The third argument against the amendment is that there are objections of principle and practical difficulties about the way in which it may operate. It allows, as I said, an honourable Member or noble Lord to permit judicial scrutiny of his own conduct in Parliament and not that of anyone else. The objection in principle is this: that the privilege of Parliament is the privilege of each House as a whole and not that of any individual Member. It should therefore only be capable of being waived, if at all, by a resolution of the House. But I do not think that that would be a practical solution. There is no precedent for the House being able to waive the privilege so far as it protects the free speech of an individual Member and for my part I think that that would be a dangerous doctrine. It would enable a majority to deprive an unpopular member of a minority group of his essential constitutional right to freedom of speech. Equally, in a case like this, the right of a Member to sue for libel would be dependent on a resolution which may be influenced by factional interests. So there should be no general principle of waiver by resolution of the House. The remedy offered by the amendment is essentially a private matter for the Member who has been defamed, and that is how I think it should be.

I am aware of one practical problem, and there may be others. The one I have in mind arises in a case in which two or more Members are together concerned in conduct in respect of which one of them wants to sue for libel. How, in that case, can one of them allow his conduct to be investigated by the court without at the same time exposing the conduct of his colleagues to investigation as well? In a case in which one person's conduct is inextricably mixed up with that of another, how in practice is the subsection to be given effect?

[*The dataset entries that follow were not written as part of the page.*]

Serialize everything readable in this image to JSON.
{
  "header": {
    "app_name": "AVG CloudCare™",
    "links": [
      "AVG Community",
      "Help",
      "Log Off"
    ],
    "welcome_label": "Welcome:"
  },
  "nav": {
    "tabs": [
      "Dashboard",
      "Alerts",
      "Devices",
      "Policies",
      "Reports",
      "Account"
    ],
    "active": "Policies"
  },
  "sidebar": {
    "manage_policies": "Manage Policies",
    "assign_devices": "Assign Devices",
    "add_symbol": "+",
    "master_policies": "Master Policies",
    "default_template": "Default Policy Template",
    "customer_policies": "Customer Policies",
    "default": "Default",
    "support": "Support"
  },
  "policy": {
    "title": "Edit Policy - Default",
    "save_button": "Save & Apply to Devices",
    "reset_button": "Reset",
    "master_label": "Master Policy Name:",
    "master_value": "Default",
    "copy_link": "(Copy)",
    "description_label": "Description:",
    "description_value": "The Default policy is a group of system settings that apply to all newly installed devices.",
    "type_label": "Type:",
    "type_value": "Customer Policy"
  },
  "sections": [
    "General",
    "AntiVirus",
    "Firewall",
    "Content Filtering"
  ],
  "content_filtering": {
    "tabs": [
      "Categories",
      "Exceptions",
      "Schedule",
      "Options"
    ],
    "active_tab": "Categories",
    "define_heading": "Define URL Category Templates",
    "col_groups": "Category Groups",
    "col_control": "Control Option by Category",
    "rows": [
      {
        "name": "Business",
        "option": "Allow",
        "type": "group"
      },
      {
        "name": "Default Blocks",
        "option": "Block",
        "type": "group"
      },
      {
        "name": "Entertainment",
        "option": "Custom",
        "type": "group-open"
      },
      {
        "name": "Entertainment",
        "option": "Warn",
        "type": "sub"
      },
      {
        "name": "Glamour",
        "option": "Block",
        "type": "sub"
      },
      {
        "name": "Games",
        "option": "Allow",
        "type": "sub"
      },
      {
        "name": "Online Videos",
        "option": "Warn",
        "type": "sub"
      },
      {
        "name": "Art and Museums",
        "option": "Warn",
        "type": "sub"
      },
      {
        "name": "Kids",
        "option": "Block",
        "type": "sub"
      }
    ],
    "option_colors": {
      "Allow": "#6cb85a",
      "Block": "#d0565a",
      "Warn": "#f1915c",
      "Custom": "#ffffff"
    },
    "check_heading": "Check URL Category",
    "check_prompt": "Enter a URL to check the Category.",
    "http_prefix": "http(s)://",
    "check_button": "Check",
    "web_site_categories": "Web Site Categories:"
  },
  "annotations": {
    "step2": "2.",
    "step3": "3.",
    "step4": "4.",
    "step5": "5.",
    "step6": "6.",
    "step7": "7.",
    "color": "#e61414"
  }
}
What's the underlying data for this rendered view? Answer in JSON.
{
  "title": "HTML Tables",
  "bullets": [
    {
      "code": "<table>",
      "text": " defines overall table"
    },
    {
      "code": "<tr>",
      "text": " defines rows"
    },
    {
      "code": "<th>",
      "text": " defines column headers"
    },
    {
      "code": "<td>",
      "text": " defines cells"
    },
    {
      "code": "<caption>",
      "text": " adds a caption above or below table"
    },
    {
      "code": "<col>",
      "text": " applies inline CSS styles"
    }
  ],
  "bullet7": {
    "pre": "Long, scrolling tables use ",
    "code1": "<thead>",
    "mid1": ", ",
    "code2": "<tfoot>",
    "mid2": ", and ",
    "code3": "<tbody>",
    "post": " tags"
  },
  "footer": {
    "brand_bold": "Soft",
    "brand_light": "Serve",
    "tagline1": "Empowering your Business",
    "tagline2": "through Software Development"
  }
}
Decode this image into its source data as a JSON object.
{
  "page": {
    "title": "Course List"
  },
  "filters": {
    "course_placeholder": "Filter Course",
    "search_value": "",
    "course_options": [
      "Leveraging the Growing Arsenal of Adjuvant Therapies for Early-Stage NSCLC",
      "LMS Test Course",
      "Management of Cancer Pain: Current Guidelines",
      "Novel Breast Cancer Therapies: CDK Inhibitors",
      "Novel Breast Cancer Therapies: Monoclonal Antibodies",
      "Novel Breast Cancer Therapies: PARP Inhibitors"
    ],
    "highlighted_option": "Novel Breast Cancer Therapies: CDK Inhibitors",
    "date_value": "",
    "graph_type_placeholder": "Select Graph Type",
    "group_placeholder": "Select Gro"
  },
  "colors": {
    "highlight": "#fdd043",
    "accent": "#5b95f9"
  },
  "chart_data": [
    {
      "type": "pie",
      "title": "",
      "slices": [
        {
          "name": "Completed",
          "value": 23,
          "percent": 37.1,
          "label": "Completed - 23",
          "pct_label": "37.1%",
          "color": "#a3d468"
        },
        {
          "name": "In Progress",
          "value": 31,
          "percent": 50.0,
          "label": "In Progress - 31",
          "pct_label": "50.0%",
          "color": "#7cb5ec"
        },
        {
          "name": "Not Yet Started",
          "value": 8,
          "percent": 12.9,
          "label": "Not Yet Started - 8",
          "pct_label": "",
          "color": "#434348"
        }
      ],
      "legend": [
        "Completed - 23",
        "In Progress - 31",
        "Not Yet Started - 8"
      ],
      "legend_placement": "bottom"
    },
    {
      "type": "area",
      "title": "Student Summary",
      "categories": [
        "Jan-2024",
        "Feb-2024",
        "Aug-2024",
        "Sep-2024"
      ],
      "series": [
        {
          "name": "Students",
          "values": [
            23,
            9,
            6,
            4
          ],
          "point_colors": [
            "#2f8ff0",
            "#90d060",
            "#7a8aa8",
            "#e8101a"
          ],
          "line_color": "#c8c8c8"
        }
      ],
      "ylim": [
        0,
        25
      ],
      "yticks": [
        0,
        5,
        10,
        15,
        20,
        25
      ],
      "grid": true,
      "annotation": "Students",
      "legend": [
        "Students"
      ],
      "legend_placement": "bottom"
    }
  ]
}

I shall not disguise the fact that there is no easy answer to this question which has never arisen and may never do so. But judges are accustomed to finding themselves in a position in which, in the course of having to do justice between plaintiff and defendant, they have to protect the interests of third parties who have become involved. Sometimes they will find it possible to decide the case without trespassing upon the interests of others; sometimes they will protect him by prohibiting publication of evidence or names. I think that this is a problem which will have to be resolved if and when it arises. It does not, so far as I know, arise in the case of Mr. Hamilton.

Finally, it is said that this is an amendment which should originate, if at all, in another place. It arises out of the particular case of an honourable Member, and the privilege itself, although it belongs to both Houses, is historically more closely associated with the other place. I intend no trespass upon the dignities of the other place. No one could be more conscious of the need to respect its privileges than my noble friend Lord Tonypandy who spoke in the debate on this amendment at Committee stage. He made no suggestion then that anyone would take offence. All that your Lordships are being asked to do is to provide the other place with a text which it may accept, reject or amend with the benefit of such consideration as your Lordships are able to give it.

In conclusion, in placing this amendment before your Lordships, I should emphasise that it is not essentially a matter of lawyers' technical law. The question here is striking the balance between the right of access to justice and any countervailing considerations of public interest. In deciding this question, noble and learned Lords have no advantage over others of your Lordships in knowing what is the right solution. In that spirit, I beg to move.